Yesterday I started a series of posts on creating better videos. The series came from some recent presentations I have given as a social media speaker on using video more effectively in your online marketing strategy. The first post dealt with picking the right angles for your indoor shots. Today we are going to tackle another one of the issues I see in too many videos. The fact that you feel like you are riding a roller coaster throughout the entire video due to the shakiness. If you wonder what I am talking about, here’s an example from one of my golf outings.

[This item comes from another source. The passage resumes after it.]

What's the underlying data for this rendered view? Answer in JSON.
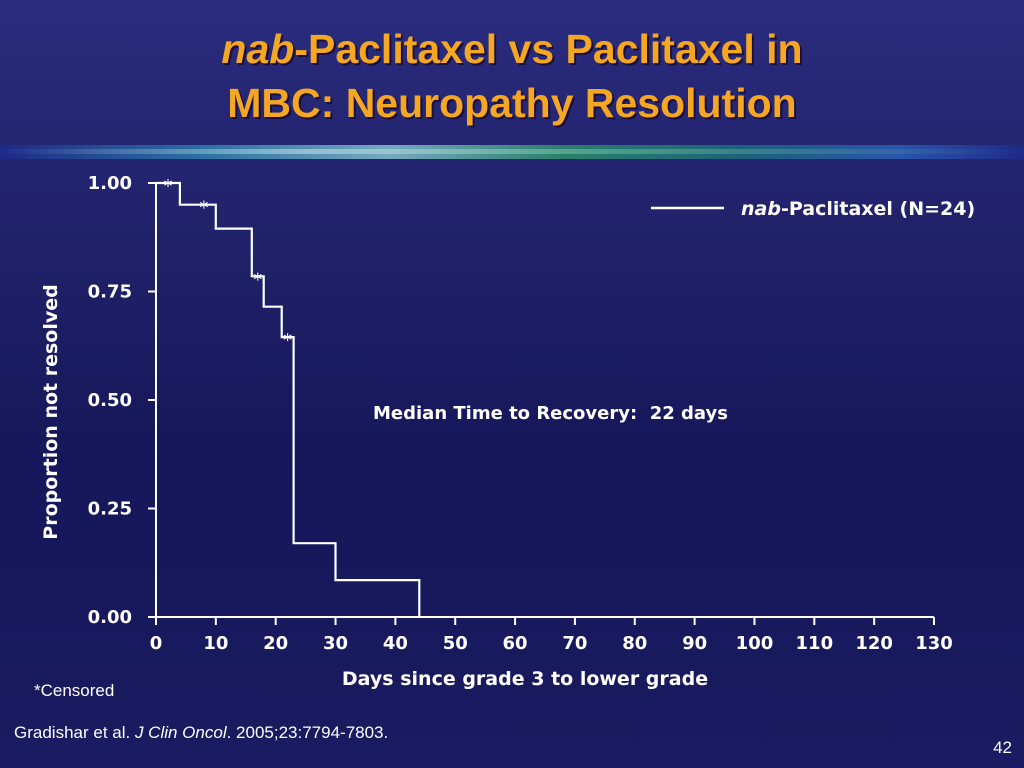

So how do we go about fixing this problem? Well, absolute easiest is to just use a tripod. It steadies your camera and removes all the shake. You can purchase one for anywhere from $20 for an inexpensive one to some that can cost you several thousands. Personally, I use a tripod/monopod combo from Sunpak that is around $85. (aff link) This tripod is a little taller than some of the others out there which comes in handy if you are taller or interviewing someone who is taller than 5’7″.
In addition to this tripod, I also use a smaller lightweight one, but that can can be hard to use since it is so lightweight it causes some vibration when you try to do pan shots. The third tripod I carry in my bag always is a small desktop tripod. This one might get more use than any other tripod I own as it is with me all the time. It doesn’t always work the best with the DSLR camera due to the cameras weight, but with the pocket cameras it is perfect.
Here is a quick demonstration video showing the importance of steadying your camera:
- Find a steady flat surface to sit/prop the camera. I’ve used everything from sidewalks, desks, railings, you name it to steady the camera. I’ve even used my wallet before to prop a camera up & get that perfect shot.
- Put your camera strap on & pull the camera tight against your neck. This will help to steady the camera more than just using your arms.
- Find something to lean on. If you can find something to lean your elbows against you can use your arms as a tripod fairly well.
These are just a few ideas, there are plenty more crazy things I’ve done in the past to try & get the right shot. Have you ever used any of the things I mentioned in the past? Or maybe you have another idea. If you do, please share!